Il est possible d'apprécier
à Taiwan le processus d'urbanisation capitaliste du monde comme
s'il s'agissait d'un laboratoire à pleine échelle. Il est
difficile de continuer à appeler
“ maison ” les constructions en béton
précaire qui jalonnent la route, car la fonction traditionnelle
de refuge semble céder la place aux deux fonctions centrales du
technocapitalisme baroque : la vente d'objets et la connexion au
réseau numérique. La maison est principalement un bureau
commercial ou un terminal d'insertion du courant électrique qui
permet de brancher un téléviseur ou un
téléphone mobile, de connecter un routeur et d'activer un
ordinateur. Dans leur fonction de bureau commercial, les porches de
chaque habitation servent de support à une multitude
d'objets : des poupées manga, des chats qui sourient en
fermant les yeux et hochent la tête, de faux colliers en jade,
des verres, des bouteilles, des couverts, des montres, des chapeaux,
tous fabriqués avec le même plastique qui brûle dans
les dépotoirs.

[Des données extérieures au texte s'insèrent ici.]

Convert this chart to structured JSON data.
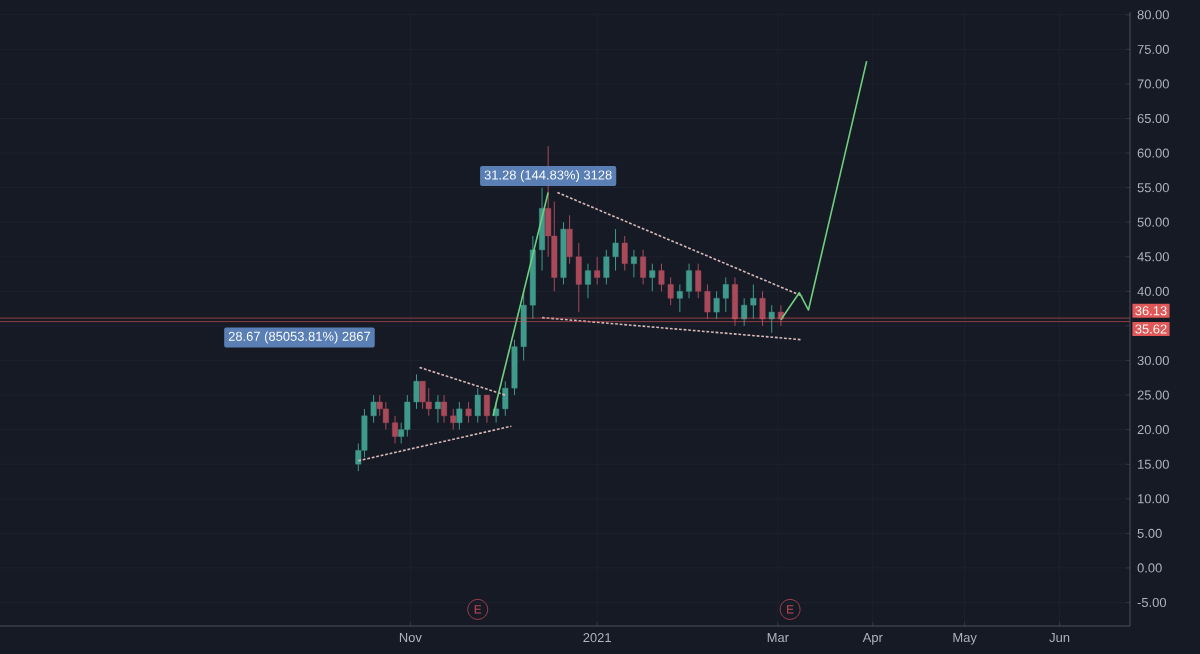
{
  "chart_data": {
    "type": "candlestick",
    "x": [
      "2020-10-15",
      "2020-10-17",
      "2020-10-20",
      "2020-10-22",
      "2020-10-24",
      "2020-10-27",
      "2020-10-29",
      "2020-10-31",
      "2020-11-03",
      "2020-11-05",
      "2020-11-07",
      "2020-11-10",
      "2020-11-12",
      "2020-11-15",
      "2020-11-17",
      "2020-11-20",
      "2020-11-23",
      "2020-11-26",
      "2020-11-29",
      "2020-12-02",
      "2020-12-05",
      "2020-12-08",
      "2020-12-11",
      "2020-12-14",
      "2020-12-16",
      "2020-12-18",
      "2020-12-21",
      "2020-12-23",
      "2020-12-26",
      "2020-12-29",
      "2021-01-01",
      "2021-01-04",
      "2021-01-07",
      "2021-01-10",
      "2021-01-13",
      "2021-01-16",
      "2021-01-19",
      "2021-01-22",
      "2021-01-25",
      "2021-01-28",
      "2021-01-31",
      "2021-02-03",
      "2021-02-06",
      "2021-02-09",
      "2021-02-12",
      "2021-02-15",
      "2021-02-18",
      "2021-02-21",
      "2021-02-24",
      "2021-02-27",
      "2021-03-02"
    ],
    "ohlc": [
      [
        15,
        18,
        14,
        17
      ],
      [
        17,
        23,
        16,
        22
      ],
      [
        22,
        25,
        21,
        24
      ],
      [
        24,
        25,
        22,
        23
      ],
      [
        23,
        24,
        20,
        21
      ],
      [
        21,
        22,
        18,
        19
      ],
      [
        19,
        21,
        18,
        20
      ],
      [
        20,
        25,
        19,
        24
      ],
      [
        24,
        28,
        23,
        27
      ],
      [
        27,
        27,
        23,
        24
      ],
      [
        24,
        26,
        22,
        23
      ],
      [
        23,
        25,
        21,
        24
      ],
      [
        24,
        25,
        21,
        22
      ],
      [
        22,
        23,
        20,
        21
      ],
      [
        21,
        24,
        20,
        23
      ],
      [
        23,
        24,
        21,
        22
      ],
      [
        22,
        26,
        21,
        25
      ],
      [
        25,
        25,
        21,
        22
      ],
      [
        22,
        24,
        21,
        23
      ],
      [
        23,
        27,
        22,
        26
      ],
      [
        26,
        33,
        25,
        32
      ],
      [
        32,
        40,
        30,
        38
      ],
      [
        38,
        48,
        36,
        46
      ],
      [
        46,
        55,
        43,
        52
      ],
      [
        52,
        61,
        45,
        48
      ],
      [
        48,
        53,
        40,
        42
      ],
      [
        42,
        50,
        41,
        49
      ],
      [
        49,
        51,
        44,
        45
      ],
      [
        45,
        47,
        37,
        41
      ],
      [
        41,
        44,
        39,
        43
      ],
      [
        43,
        45,
        41,
        42
      ],
      [
        42,
        46,
        41,
        45
      ],
      [
        45,
        49,
        43,
        47
      ],
      [
        47,
        48,
        43,
        44
      ],
      [
        44,
        46,
        42,
        45
      ],
      [
        45,
        46,
        41,
        42
      ],
      [
        42,
        44,
        40,
        43
      ],
      [
        43,
        44,
        40,
        41
      ],
      [
        41,
        42,
        38,
        39
      ],
      [
        39,
        41,
        37,
        40
      ],
      [
        40,
        44,
        39,
        43
      ],
      [
        43,
        44,
        39,
        40
      ],
      [
        40,
        41,
        36,
        37
      ],
      [
        37,
        40,
        36,
        39
      ],
      [
        39,
        42,
        37,
        41
      ],
      [
        41,
        42,
        35,
        36
      ],
      [
        36,
        39,
        35,
        38
      ],
      [
        38,
        41,
        36,
        39
      ],
      [
        39,
        40,
        35,
        36
      ],
      [
        36,
        38,
        34,
        37
      ],
      [
        37,
        38,
        35,
        36
      ]
    ],
    "colors": [
      "#3f9a8c",
      "#3f9a8c",
      "#3f9a8c",
      "#a84a5a",
      "#a84a5a",
      "#a84a5a",
      "#3f9a8c",
      "#3f9a8c",
      "#3f9a8c",
      "#a84a5a",
      "#a84a5a",
      "#3f9a8c",
      "#a84a5a",
      "#a84a5a",
      "#3f9a8c",
      "#a84a5a",
      "#3f9a8c",
      "#a84a5a",
      "#3f9a8c",
      "#3f9a8c",
      "#3f9a8c",
      "#3f9a8c",
      "#3f9a8c",
      "#3f9a8c",
      "#a84a5a",
      "#a84a5a",
      "#3f9a8c",
      "#a84a5a",
      "#a84a5a",
      "#3f9a8c",
      "#a84a5a",
      "#3f9a8c",
      "#3f9a8c",
      "#a84a5a",
      "#3f9a8c",
      "#a84a5a",
      "#3f9a8c",
      "#a84a5a",
      "#a84a5a",
      "#3f9a8c",
      "#3f9a8c",
      "#a84a5a",
      "#a84a5a",
      "#3f9a8c",
      "#3f9a8c",
      "#a84a5a",
      "#3f9a8c",
      "#3f9a8c",
      "#a84a5a",
      "#3f9a8c",
      "#a84a5a"
    ],
    "series": [
      {
        "type": "line",
        "x": [
          "2020-10-15",
          "2020-12-04"
        ],
        "values": [
          15.5,
          20.5
        ],
        "color": "#d8b8b8",
        "line_style": "dotted"
      },
      {
        "type": "line",
        "x": [
          "2020-11-04",
          "2020-12-02"
        ],
        "values": [
          29,
          25
        ],
        "color": "#d8b8b8",
        "line_style": "dotted"
      },
      {
        "type": "line",
        "x": [
          "2020-12-19",
          "2021-03-09"
        ],
        "values": [
          54.3,
          39.3
        ],
        "color": "#d8b8b8",
        "line_style": "dotted"
      },
      {
        "type": "line",
        "x": [
          "2020-12-14",
          "2021-03-09"
        ],
        "values": [
          36.2,
          33
        ],
        "color": "#d8b8b8",
        "line_style": "dotted"
      },
      {
        "type": "line",
        "x": [
          "2020-11-28",
          "2020-12-16"
        ],
        "values": [
          22,
          54.3
        ],
        "color": "#6fcf7f",
        "line_style": "solid"
      },
      {
        "type": "line",
        "x": [
          "2021-03-02",
          "2021-03-08",
          "2021-03-11",
          "2021-03-30"
        ],
        "values": [
          35.9,
          39.8,
          37.3,
          73.3
        ],
        "color": "#6fcf7f",
        "line_style": "solid"
      }
    ],
    "ref_lines": [
      {
        "axis": "y",
        "value": 36.13,
        "label": "36.13",
        "color": "#e05858"
      },
      {
        "axis": "y",
        "value": 35.62,
        "label": "35.62",
        "color": "#e05858"
      }
    ],
    "annotations": [
      "28.67 (85053.81%) 2867",
      {
        "text": "31.28 (144.83%) 3128",
        "x": "2020-12-16",
        "y": 54.3
      },
      {
        "text": "E",
        "x": "2020-11-23",
        "y": -6
      },
      {
        "text": "E",
        "x": "2021-03-05",
        "y": -6
      }
    ],
    "xlim": [
      "2020-06-20",
      "2021-06-24"
    ],
    "xticks": [
      {
        "value": "2020-11-01",
        "label": "Nov"
      },
      {
        "value": "2021-01-01",
        "label": "2021"
      },
      {
        "value": "2021-03-01",
        "label": "Mar"
      },
      {
        "value": "2021-04-01",
        "label": "Apr"
      },
      {
        "value": "2021-05-01",
        "label": "May"
      },
      {
        "value": "2021-06-01",
        "label": "Jun"
      }
    ],
    "ylim": [
      -8.4,
      80.4
    ],
    "yticks": [
      {
        "value": -5,
        "label": "-5.00"
      },
      {
        "value": 0,
        "label": "0.00"
      },
      {
        "value": 5,
        "label": "5.00"
      },
      {
        "value": 10,
        "label": "10.00"
      },
      {
        "value": 15,
        "label": "15.00"
      },
      {
        "value": 20,
        "label": "20.00"
      },
      {
        "value": 25,
        "label": "25.00"
      },
      {
        "value": 30,
        "label": "30.00"
      },
      {
        "value": 35,
        "label": null
      },
      {
        "value": 40,
        "label": "40.00"
      },
      {
        "value": 45,
        "label": "45.00"
      },
      {
        "value": 50,
        "label": "50.00"
      },
      {
        "value": 55,
        "label": "55.00"
      },
      {
        "value": 60,
        "label": "60.00"
      },
      {
        "value": 65,
        "label": "65.00"
      },
      {
        "value": 70,
        "label": "70.00"
      },
      {
        "value": 75,
        "label": "75.00"
      },
      {
        "value": 80,
        "label": "80.00"
      }
    ],
    "grid": true
  }
}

En tant que borne électrique, le design et
la décoration intérieure de la maison ne sont plus
importants : l'habitant vit en réalité dans
l'univers virtuel auquel la maison, en tant que prise globale, le
connecte.
Alors
que la fonction commerciale enracine le corps vivant dans une masse de
matière contaminante, la fonction numérique
dématérialise le corps, le faisant passer du règne
cancérogène du plastique à l'univers lumineux de
l'écran. Peu à peu, les deux fonctions se juxtaposent et
se confondent jusqu'à être absorbées par la
métafonction du capitalisme mondial : la consommation. Sur
l'écran, l'esthétique des multiples fenêtres
rappelle la superposition de personnage des temples polythéistes
auxquels les Taïwanais vont demander, chance, santé, argent
ou paix pour leurs ancêtres. En arrivant à Yuchi,
brusquement, sur le Strip, une petite porte en bois s'ouvre sur un
chemin de terre bordé de hauts bambous. Alors le lac
apparaît, immense et majestueux et, derrière lui, les
quatre montagnes sacrées. La montagne Shuishe me parle et me
demande : qui sont tes ancêtres ? De qui es-tu
l'ancêtre ? Demain nous entrerons dans la prison de Chiayi
et le lac et la montagne resteront dehors.